## Loopy C puzzle

Let me share a very interesting C programming puzzle that I learnt from one of my colleagues.

Consider the following code-snippet written in the C programming language.

int i;
for (i = 0; i < 6; i--)
printf(".");

This code invokes undefined behaviour. The value in variable i decrements to INT_MIN after |INT_MIN| + 1 iterations. In the next iteration, there is a negative overflow which is undefined for signed integers in C. On many implementations though, INT_MIN − 1 would result in INT_MAX which is not less than 6 and thus the loop would terminate. With such implementations, this code would print |INT_MIN| + 1 dots. With 32-bit integers, that would be 2147483649 dots. However, it could also be optimized into an endless loop by the compiler if it wants to exploit the fact that a negative overflow for signed integers is undefined. gcc in fact does optimize that to an endless loop if you compile it with the -O3 option.

Now, here is the puzzle.

Add or modify exactly one operator in the following code such that it prints exactly 6 dots.

int i;
for (i = 0; i < 6; i--)
printf(".");


An obvious solution is:

int i;
for (i = 0; i < 6; i++)
printf(".");


There are at least 3 other solutions. I found one of them very interesting. I'll discuss the interesting solution tomorrow. Till then, feel free to try and post your solutions below as comments.

Update: The discussion on the solution is now available at: Solutions to 'Loopy C Puzzle'.

#### Ryan said:

int i;
for (i = 0; abs(i) < 6; i--)
printf(".");


#### Ryan said:

int i;
for (i = 0; -i < 6; i--)
printf(".");


#### Sean said:

Changing the loop condition to i ^= 6; is another solution.

#### Ryan said:

Ah-ha, a tricky one:

int i;
for (i = 0; i ^= 6; i--)
printf(".");


#### Ryan said:

Ah, Sean beat me to it. :(

#### Martin DeMello said:

for (i = 0; i + 6; i--)


will stop when i + 6 = 0.

#### Susam Pal said:

All solutions except the one in the first comment are correct.

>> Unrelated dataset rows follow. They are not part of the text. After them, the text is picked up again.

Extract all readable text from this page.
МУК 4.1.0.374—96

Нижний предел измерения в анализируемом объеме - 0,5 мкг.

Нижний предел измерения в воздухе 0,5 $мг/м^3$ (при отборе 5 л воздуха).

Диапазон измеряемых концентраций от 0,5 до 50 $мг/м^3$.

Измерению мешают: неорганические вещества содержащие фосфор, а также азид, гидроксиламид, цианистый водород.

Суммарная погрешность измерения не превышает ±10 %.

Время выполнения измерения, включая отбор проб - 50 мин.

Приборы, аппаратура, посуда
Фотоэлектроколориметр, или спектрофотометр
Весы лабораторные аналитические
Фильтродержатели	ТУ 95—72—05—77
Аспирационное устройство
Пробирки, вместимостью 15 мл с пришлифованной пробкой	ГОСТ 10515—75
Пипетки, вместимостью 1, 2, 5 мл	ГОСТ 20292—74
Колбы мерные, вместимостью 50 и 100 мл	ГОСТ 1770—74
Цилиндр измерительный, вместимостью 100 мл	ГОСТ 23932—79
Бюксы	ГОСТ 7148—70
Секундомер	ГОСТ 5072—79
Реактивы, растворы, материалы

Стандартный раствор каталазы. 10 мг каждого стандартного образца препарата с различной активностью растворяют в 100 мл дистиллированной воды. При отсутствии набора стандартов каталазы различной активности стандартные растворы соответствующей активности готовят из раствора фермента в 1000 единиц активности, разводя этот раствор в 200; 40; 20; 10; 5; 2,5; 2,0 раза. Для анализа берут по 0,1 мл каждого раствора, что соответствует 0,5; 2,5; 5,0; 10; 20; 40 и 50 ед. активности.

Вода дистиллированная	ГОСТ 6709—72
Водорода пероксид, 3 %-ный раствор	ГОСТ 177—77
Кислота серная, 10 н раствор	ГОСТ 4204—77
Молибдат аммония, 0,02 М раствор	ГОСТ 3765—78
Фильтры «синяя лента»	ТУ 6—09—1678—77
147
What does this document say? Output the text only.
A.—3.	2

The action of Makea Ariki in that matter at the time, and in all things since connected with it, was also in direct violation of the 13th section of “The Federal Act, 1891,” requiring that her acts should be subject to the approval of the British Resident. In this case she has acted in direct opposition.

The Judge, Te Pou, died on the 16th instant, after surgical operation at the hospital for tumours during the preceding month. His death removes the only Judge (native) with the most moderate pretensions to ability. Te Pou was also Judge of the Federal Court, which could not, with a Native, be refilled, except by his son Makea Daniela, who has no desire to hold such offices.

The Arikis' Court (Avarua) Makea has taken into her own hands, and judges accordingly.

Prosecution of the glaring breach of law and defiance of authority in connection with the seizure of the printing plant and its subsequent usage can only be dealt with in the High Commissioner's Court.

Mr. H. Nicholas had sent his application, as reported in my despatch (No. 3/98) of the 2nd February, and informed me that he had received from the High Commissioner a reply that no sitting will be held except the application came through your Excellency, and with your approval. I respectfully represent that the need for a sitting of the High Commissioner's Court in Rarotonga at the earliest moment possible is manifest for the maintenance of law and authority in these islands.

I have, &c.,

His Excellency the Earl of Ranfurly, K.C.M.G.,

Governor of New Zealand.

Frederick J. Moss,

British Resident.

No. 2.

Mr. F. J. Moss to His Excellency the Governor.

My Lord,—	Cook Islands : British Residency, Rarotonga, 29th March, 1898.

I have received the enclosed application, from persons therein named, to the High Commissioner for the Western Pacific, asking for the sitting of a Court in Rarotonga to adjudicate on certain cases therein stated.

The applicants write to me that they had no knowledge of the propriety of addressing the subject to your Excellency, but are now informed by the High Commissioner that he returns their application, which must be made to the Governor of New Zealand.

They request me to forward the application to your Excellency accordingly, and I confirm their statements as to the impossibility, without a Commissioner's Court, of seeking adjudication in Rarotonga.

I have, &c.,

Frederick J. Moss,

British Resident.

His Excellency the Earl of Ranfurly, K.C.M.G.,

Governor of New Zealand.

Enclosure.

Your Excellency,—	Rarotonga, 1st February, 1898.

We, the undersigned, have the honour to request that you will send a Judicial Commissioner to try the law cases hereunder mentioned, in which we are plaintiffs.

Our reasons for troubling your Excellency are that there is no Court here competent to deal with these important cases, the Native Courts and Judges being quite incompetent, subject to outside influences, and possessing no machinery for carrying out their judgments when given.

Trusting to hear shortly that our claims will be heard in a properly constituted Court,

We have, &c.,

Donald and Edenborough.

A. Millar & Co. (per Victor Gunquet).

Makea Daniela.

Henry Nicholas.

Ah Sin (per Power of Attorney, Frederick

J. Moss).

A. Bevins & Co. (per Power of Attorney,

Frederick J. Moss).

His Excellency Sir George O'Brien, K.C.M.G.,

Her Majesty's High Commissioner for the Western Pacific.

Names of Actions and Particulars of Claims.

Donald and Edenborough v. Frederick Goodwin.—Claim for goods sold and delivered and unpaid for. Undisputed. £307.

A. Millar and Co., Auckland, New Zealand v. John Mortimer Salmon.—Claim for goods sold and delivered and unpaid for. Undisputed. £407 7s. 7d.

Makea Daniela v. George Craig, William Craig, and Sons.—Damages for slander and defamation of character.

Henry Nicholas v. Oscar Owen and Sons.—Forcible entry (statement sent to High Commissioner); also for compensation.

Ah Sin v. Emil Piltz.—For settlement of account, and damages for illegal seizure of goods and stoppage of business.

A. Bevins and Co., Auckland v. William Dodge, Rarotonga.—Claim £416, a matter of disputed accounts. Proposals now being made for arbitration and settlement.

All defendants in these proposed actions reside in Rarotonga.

The first one involves abs() function. The code would indeed end up printing 6 dots but it doesn't meet the requirement in the question since abs() is not an operator.

There is another very simple solution similar to the obvious solution I have provided in the post. Instead of post-increment operator, use the pre-increment operator.

int i;
for (i = 0; i < 6; ++i)
printf(".");


The one involving the bitwise XOR operator is the one I had in my mind while mentioning that one of the solutions is very interesting. I find it interesting because it is not obvious at the first glance why it works. Another curious property of this solution is that it works only for an even number of dots. I'll write about this in another post.

#### Ryan said:

Susam, absolute value is a mathematical operator. You didn't specify the set of acceptable operators. :P

#### Susam Pal said:

Ryan,

I am used to referring to |x| as the absolute value function. But yeah, I see your point. The terminology is what we make it.

The problem statement could have specified that exactly one operator from the C programming language must be added to or modified in the given code snippet. That would have ruled out this little ambiguity.

#### Anonymous said:

Can someone explain how does the bitwise XOR work? Looks interesting.

#### Susam Pal said:

Yes, I have posted a detailed explanation of the solution involving bitwise XOR assignment operator here: Solutions to 'Loopy C puzzle'.